Я мгновенно подумал об этом, ужаснувшись тому, что ведь розовое дыхательное горло не выносит даже мельчайшей посторонней капельки.
И сравнение с крынкой не несет в себе ровным счетом никакого смысла.
Так как все переместилось мгновенно и мощно за горизонт видимого и сопоставимого.
И там действуют совсем иные пугающие невычисляемые ракурсы гибели, проекции уничтожения, тени температур, легко оплавляющих все-все вещества, там дрожат мощные смычки, извлекающие не звуки, а урчание, слышимое сейчас самим моим спинным хребтом, и что все это вызывает не морозец, а настоящий хрустящий новокаиновый, насильно кем-то, помимо моей воли, привнесенный холод во все мышцы моего тела.
И я даже не знаю, похоже ли это на ужас. Надо ли этому ужасаться.

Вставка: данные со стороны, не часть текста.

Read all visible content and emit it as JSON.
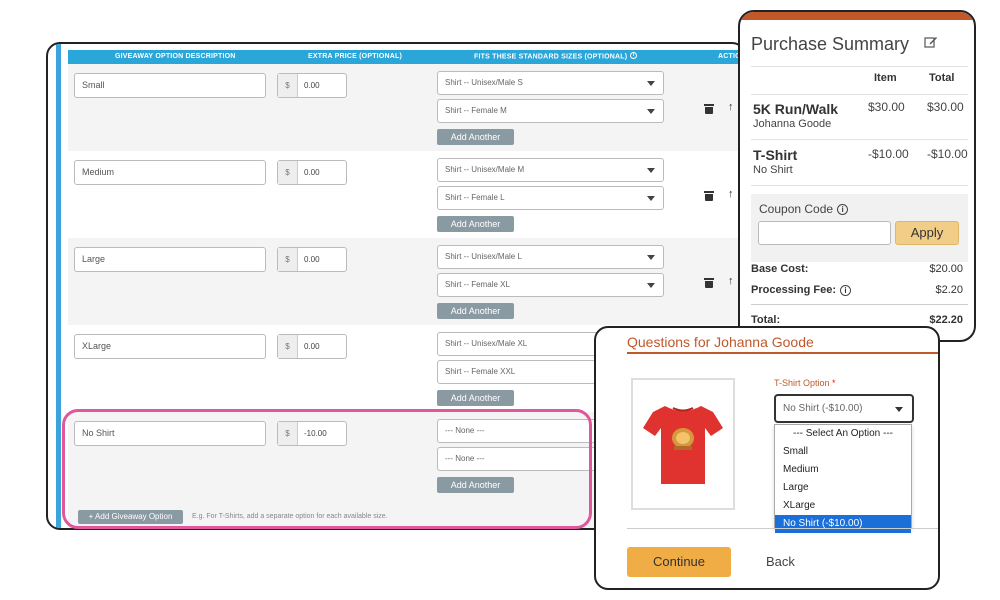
{
  "editor": {
    "columns": [
      "GIVEAWAY OPTION DESCRIPTION",
      "EXTRA PRICE (OPTIONAL)",
      "FITS THESE STANDARD SIZES (OPTIONAL)",
      "ACTIO"
    ],
    "currency": "$",
    "add_another_label": "Add Another",
    "rows": [
      {
        "description": "Small",
        "price": "0.00",
        "sizes": [
          "Shirt -- Unisex/Male S",
          "Shirt -- Female M"
        ]
      },
      {
        "description": "Medium",
        "price": "0.00",
        "sizes": [
          "Shirt -- Unisex/Male M",
          "Shirt -- Female L"
        ]
      },
      {
        "description": "Large",
        "price": "0.00",
        "sizes": [
          "Shirt -- Unisex/Male L",
          "Shirt -- Female XL"
        ]
      },
      {
        "description": "XLarge",
        "price": "0.00",
        "sizes": [
          "Shirt -- Unisex/Male XL",
          "Shirt -- Female XXL"
        ]
      },
      {
        "description": "No Shirt",
        "price": "-10.00",
        "sizes": [
          "--- None ---",
          "--- None ---"
        ]
      }
    ],
    "add_option_label": "+ Add Giveaway Option",
    "footer_hint": "E.g. For T-Shirts, add a separate option for each available size."
  },
  "summary": {
    "title": "Purchase Summary",
    "col_item": "Item",
    "col_total": "Total",
    "items": [
      {
        "name": "5K Run/Walk",
        "sub": "Johanna Goode",
        "item": "$30.00",
        "total": "$30.00"
      },
      {
        "name": "T-Shirt",
        "sub": "No Shirt",
        "item": "-$10.00",
        "total": "-$10.00"
      }
    ],
    "coupon_label": "Coupon Code",
    "coupon_value": "",
    "apply_label": "Apply",
    "base_cost_label": "Base Cost:",
    "base_cost": "$20.00",
    "processing_fee_label": "Processing Fee:",
    "processing_fee": "$2.20",
    "total_label": "Total:",
    "total": "$22.20"
  },
  "questions": {
    "title": "Questions for Johanna Goode",
    "field_label": "T-Shirt Option",
    "required_mark": "*",
    "selected_value": "No Shirt (-$10.00)",
    "options": [
      "--- Select An Option ---",
      "Small",
      "Medium",
      "Large",
      "XLarge",
      "No Shirt (-$10.00)"
    ],
    "continue_label": "Continue",
    "back_label": "Back"
  },
  "colors": {
    "accent_blue": "#2aa6d9",
    "highlight_pink": "#e0579b",
    "brand_orange": "#c0582a",
    "selected_option": "#1a6fd8",
    "continue_orange": "#f0ac45",
    "apply_yellow": "#f2cd87"
  },
  "icons": {
    "delete": "trash-icon",
    "move": "arrow-up-icon",
    "edit": "edit-icon",
    "info": "info-icon",
    "dropdown": "chevron-down-icon",
    "product": "t-shirt-image"
  }
}
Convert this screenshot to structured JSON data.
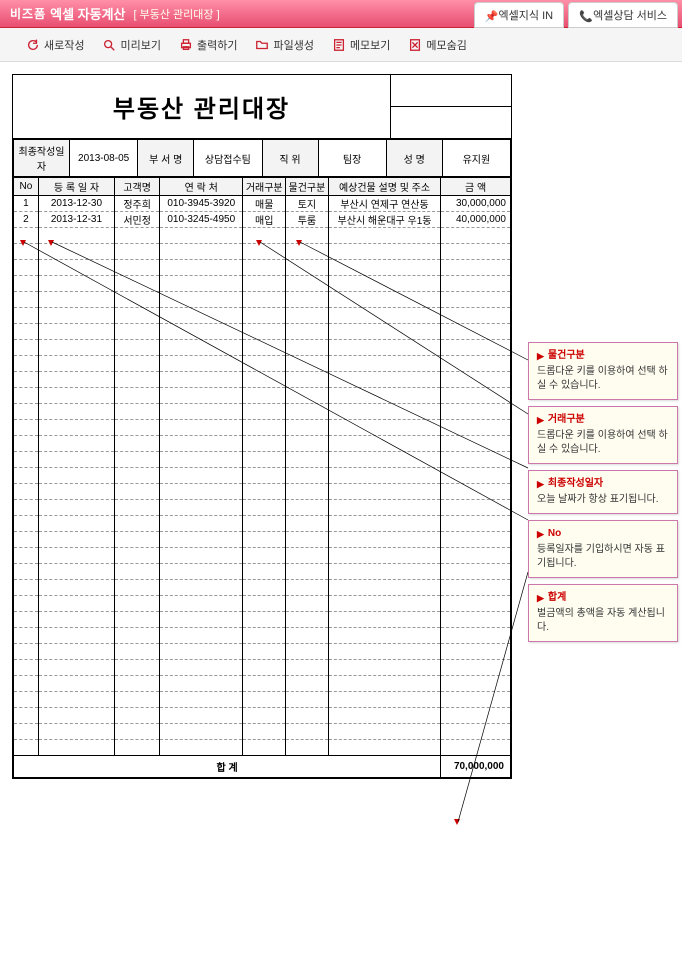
{
  "header": {
    "brand_prefix": "비즈폼",
    "brand": "엑셀 자동계산",
    "subtitle": "[ 부동산 관리대장 ]",
    "tabs": [
      {
        "label": "엑셀지식 IN"
      },
      {
        "label": "엑셀상담 서비스"
      }
    ]
  },
  "toolbar": [
    {
      "id": "new",
      "label": "새로작성"
    },
    {
      "id": "preview",
      "label": "미리보기"
    },
    {
      "id": "print",
      "label": "출력하기"
    },
    {
      "id": "file",
      "label": "파일생성"
    },
    {
      "id": "memo-view",
      "label": "메모보기"
    },
    {
      "id": "memo-hide",
      "label": "메모숨김"
    }
  ],
  "doc": {
    "title": "부동산 관리대장",
    "meta": {
      "labels": {
        "last_date": "최종작성일자",
        "dept": "부 서 명",
        "team": "상담접수팀",
        "pos": "직   위",
        "leader": "팀장",
        "name": "성   명"
      },
      "values": {
        "last_date": "2013-08-05",
        "dept": "",
        "team": "",
        "pos": "",
        "leader": "",
        "name": "유지원"
      }
    },
    "columns": {
      "no": "No",
      "date": "등 록 일 자",
      "cust": "고객명",
      "tel": "연 락 처",
      "tt": "거래구분",
      "pt": "물건구분",
      "desc": "예상건물 설명 및 주소",
      "amt": "금  액"
    },
    "rows": [
      {
        "no": "1",
        "date": "2013-12-30",
        "cust": "정주희",
        "tel": "010-3945-3920",
        "tt": "매물",
        "pt": "토지",
        "desc": "부산시 연제구 연산동",
        "amt": "30,000,000"
      },
      {
        "no": "2",
        "date": "2013-12-31",
        "cust": "서민정",
        "tel": "010-3245-4950",
        "tt": "매입",
        "pt": "투룸",
        "desc": "부산시 해운대구 우1동",
        "amt": "40,000,000"
      }
    ],
    "empty_rows": 33,
    "footer": {
      "label": "합        계",
      "total": "70,000,000"
    }
  },
  "callouts": [
    {
      "title": "물건구분",
      "desc": "드롭다운 키를 이용하여\n선택 하실 수 있습니다."
    },
    {
      "title": "거래구분",
      "desc": "드롭다운 키를 이용하여\n선택 하실 수 있습니다."
    },
    {
      "title": "최종작성일자",
      "desc": "오늘 날짜가 항상\n표기됩니다."
    },
    {
      "title": "No",
      "desc": "등록일자를 기입하시면\n자동 표기됩니다."
    },
    {
      "title": "합계",
      "desc": "벌금액의 총액을\n자동 계산됩니다."
    }
  ]
}
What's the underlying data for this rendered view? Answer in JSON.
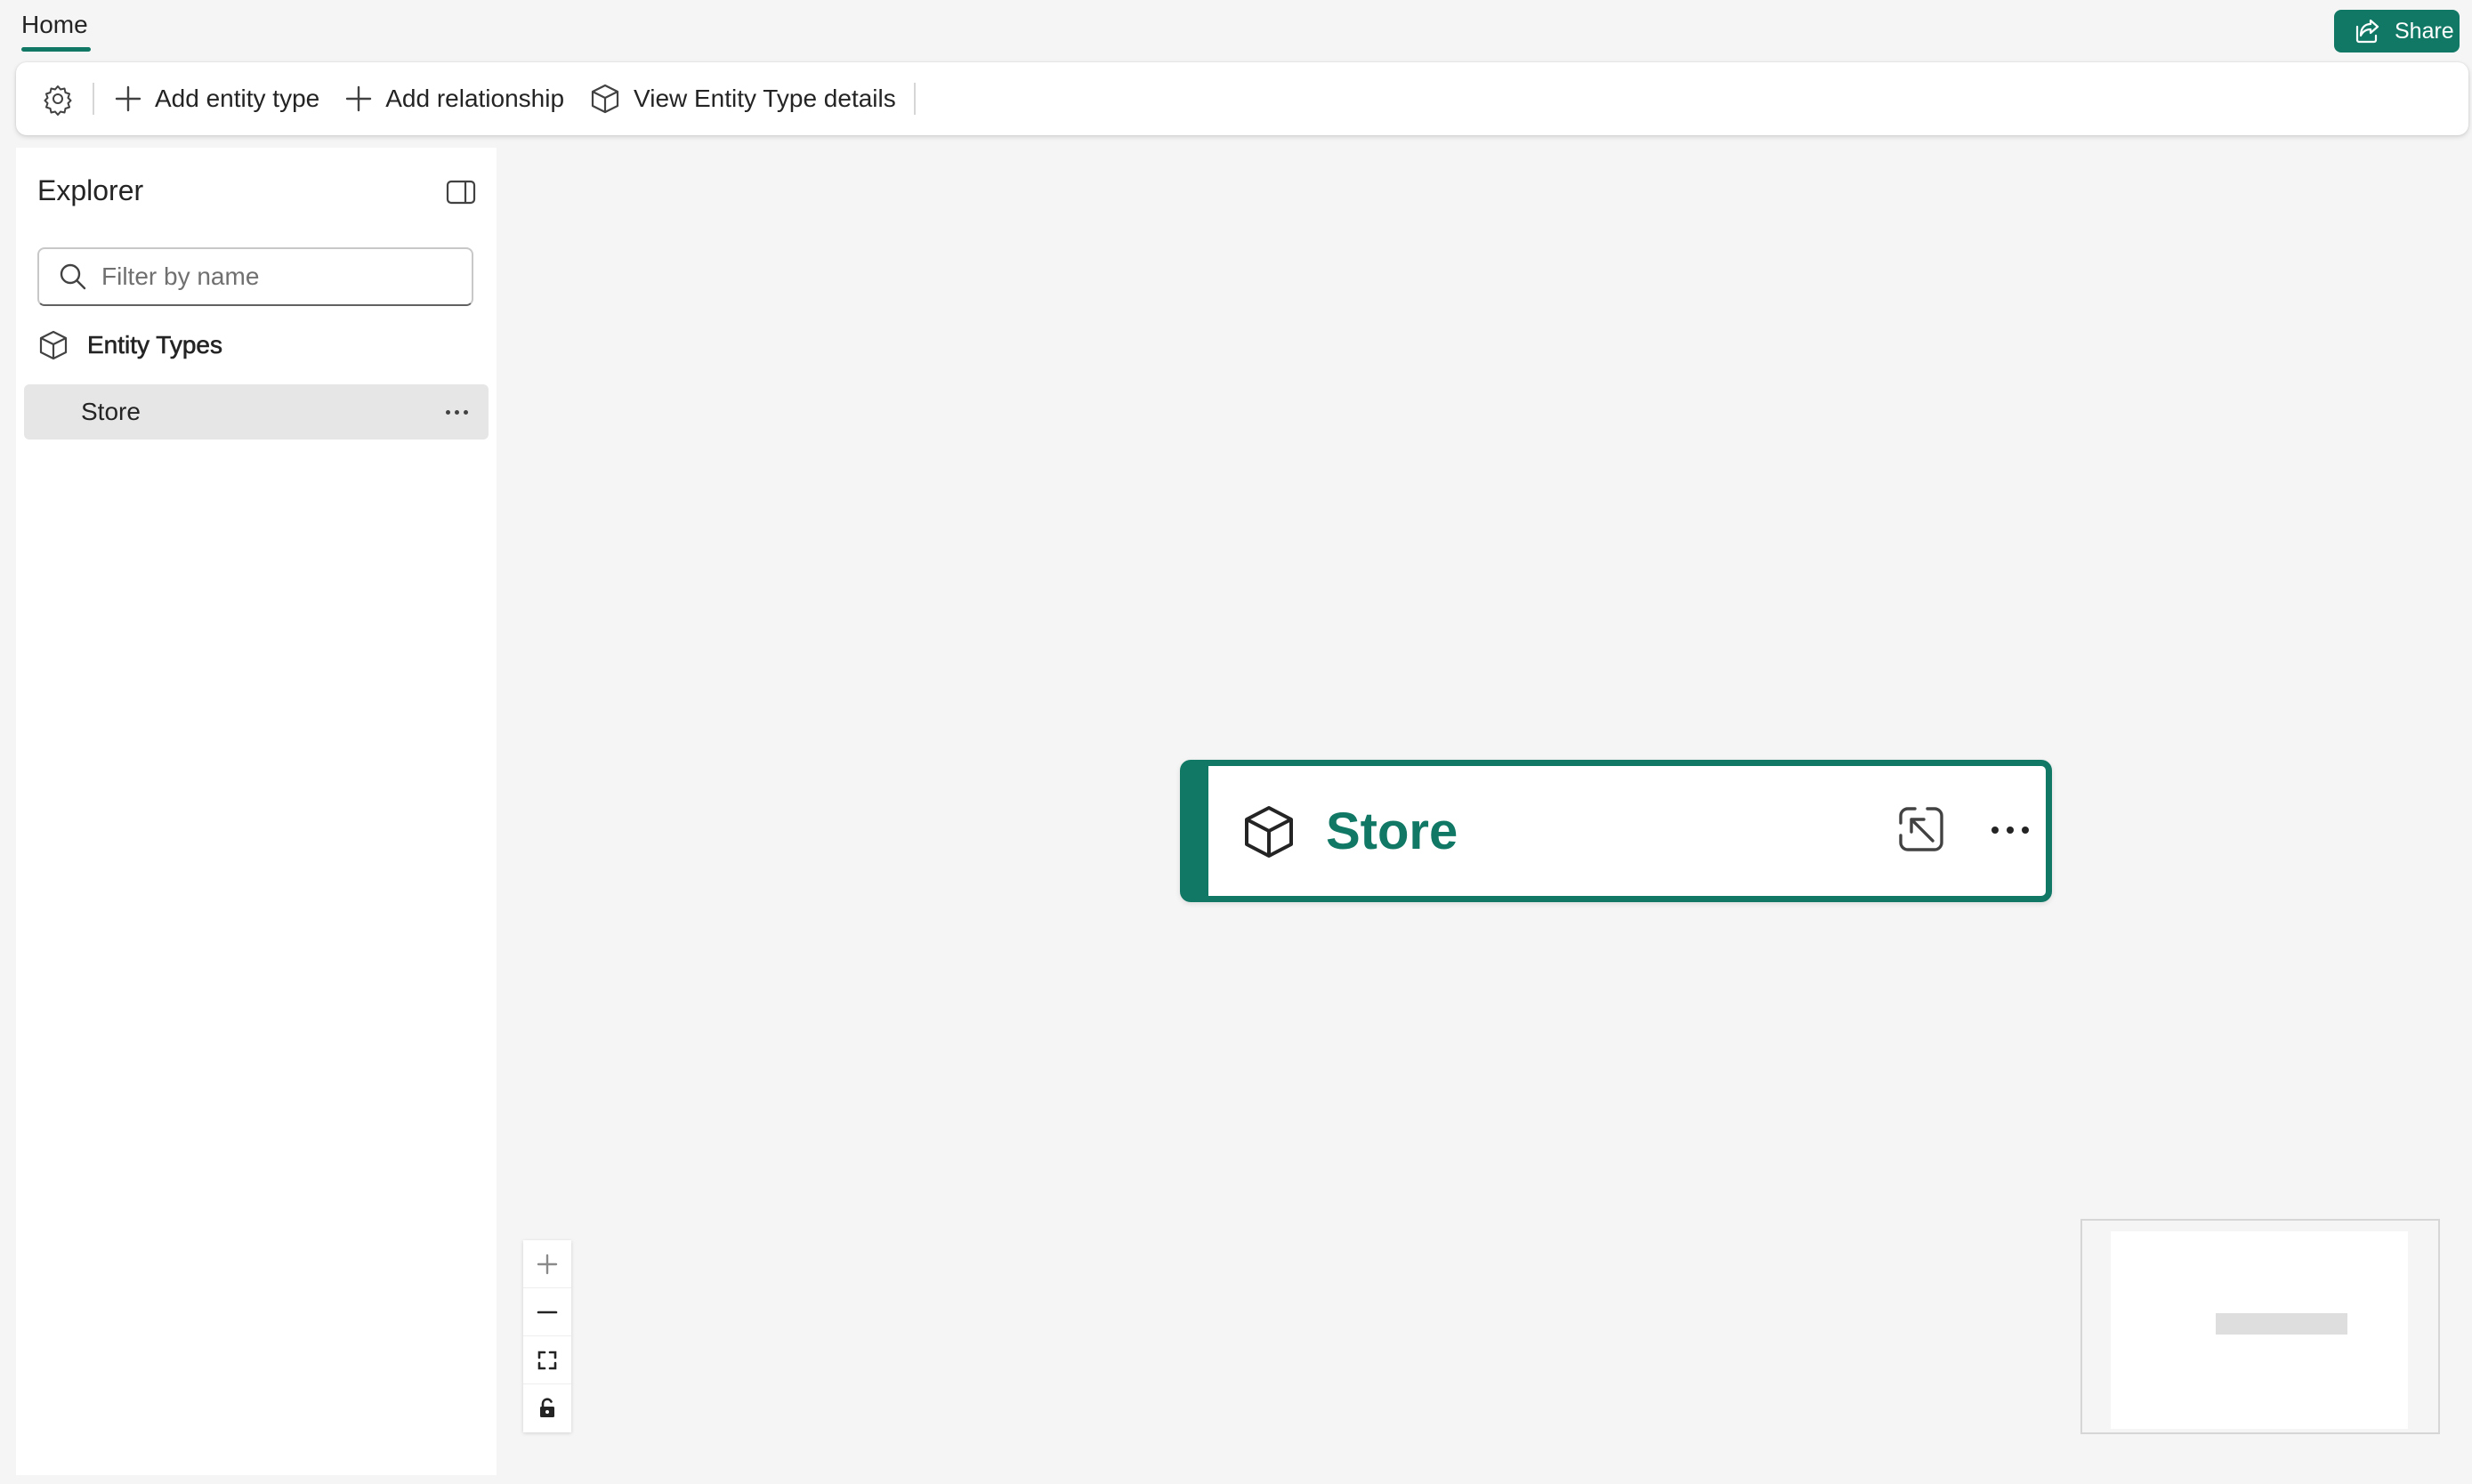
{
  "tabs": {
    "home_label": "Home"
  },
  "header": {
    "share_label": "Share"
  },
  "toolbar": {
    "settings_icon": "gear-icon",
    "add_entity_type_label": "Add entity type",
    "add_relationship_label": "Add relationship",
    "view_details_label": "View Entity Type details"
  },
  "explorer": {
    "title": "Explorer",
    "filter_placeholder": "Filter by name",
    "section_label": "Entity Types",
    "items": [
      {
        "label": "Store"
      }
    ]
  },
  "canvas": {
    "nodes": [
      {
        "title": "Store"
      }
    ],
    "accent_color": "#117865"
  }
}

Или я уже давно перешел эту грань, как живую садовую изгородь подстриженного боярышника, и весь уже им, этим хладом, обуян и охвачен.
Вот так.
И слова мои определенно точны.
«Отче наш, сущий на небесах, да святится имя твое...»
Что тут произошло, что тут творится, чьими руками...
Я не успеваю дочитать до конца...
Я понимаю, что значит – «испустить» Дух.
Мне страшно, но я не могу отвести взора.
Мама кинулась, метнулась, как буран, рванулась, как пурга, в другую комнату за полотенцем, кто-то, может быть, рекомендовал ей им воспользоваться или ей почему-то в эту минуту почудилось, что надо им воспользоваться, хотя речь, конечно, идет не о минуте, а о совсем кратком промежутке времени, но огромном по своему удельному сгущению, по актуальности для моей съезжающей с этого сюжета сейчас забалтывающейся памяти; так вот, она кинулась за полотенцем, она бросилась за полотенцем, белым и вафельным, специально приготовленным для этого случая, для этого подступившего мига, за полотенцем, каковым, оказалось, совершенно необходимо подвязать отваливающийся подбородок мгновеньем раньше скончавшейся бабушки.
Сущий на небесах, Ты есть там...
Отчего это действие занимает такое большое место в моей памяти?
Отчего я в какой-то дикой раскадровке, в каком-то развале набегающих друг на друга стоп-кадров, но не создающих иллюзию движения, прокручиваю эти несколько секунд снова и снова?
Да святится имя...
Мама, опрометью рванувшаяся к этой белой ленте, как бегун, приготовившийся к совсем иным дистанциям, к близкому, так ясно различимому финишу.
Может быть, другие бегуньи, нагоняя ее, уже дышали ей в затылок, ведь они так долго топтались, бездельничали, лишь разминая свои мышцы перед этим метафизическим стартом в нашей небольшой комнате, которая теперь, по истечении времени, в обратной перспективе, кажется мне вместительной, потной, перегретой предстартовой раздевалкой, пропитанной нашими напрасными усилиями.
Ведь я до сих пор, даже взрослым человеком, вдруг ловлю себя на том, что непроизвольно убыстряю темп ходьбы, точнее, не темп, а замещающие его мнимые сокращения мышц, не повинующиеся инстинктивным приказам подсознания скорее миновать абсолютно темный, до бархатной пыльной глухоты, традиционно неосвещаемый из экономии коридорчик, и сдерживаю себя, чтобы опрометью не кинуться к дверной ручке. Ее я нащупаю во тьме всегда и рвану эту тяжкую преграду двери, захлопывая ею, как крышкой, эту наваливающуюся на плечи по-детски невыносимую темень.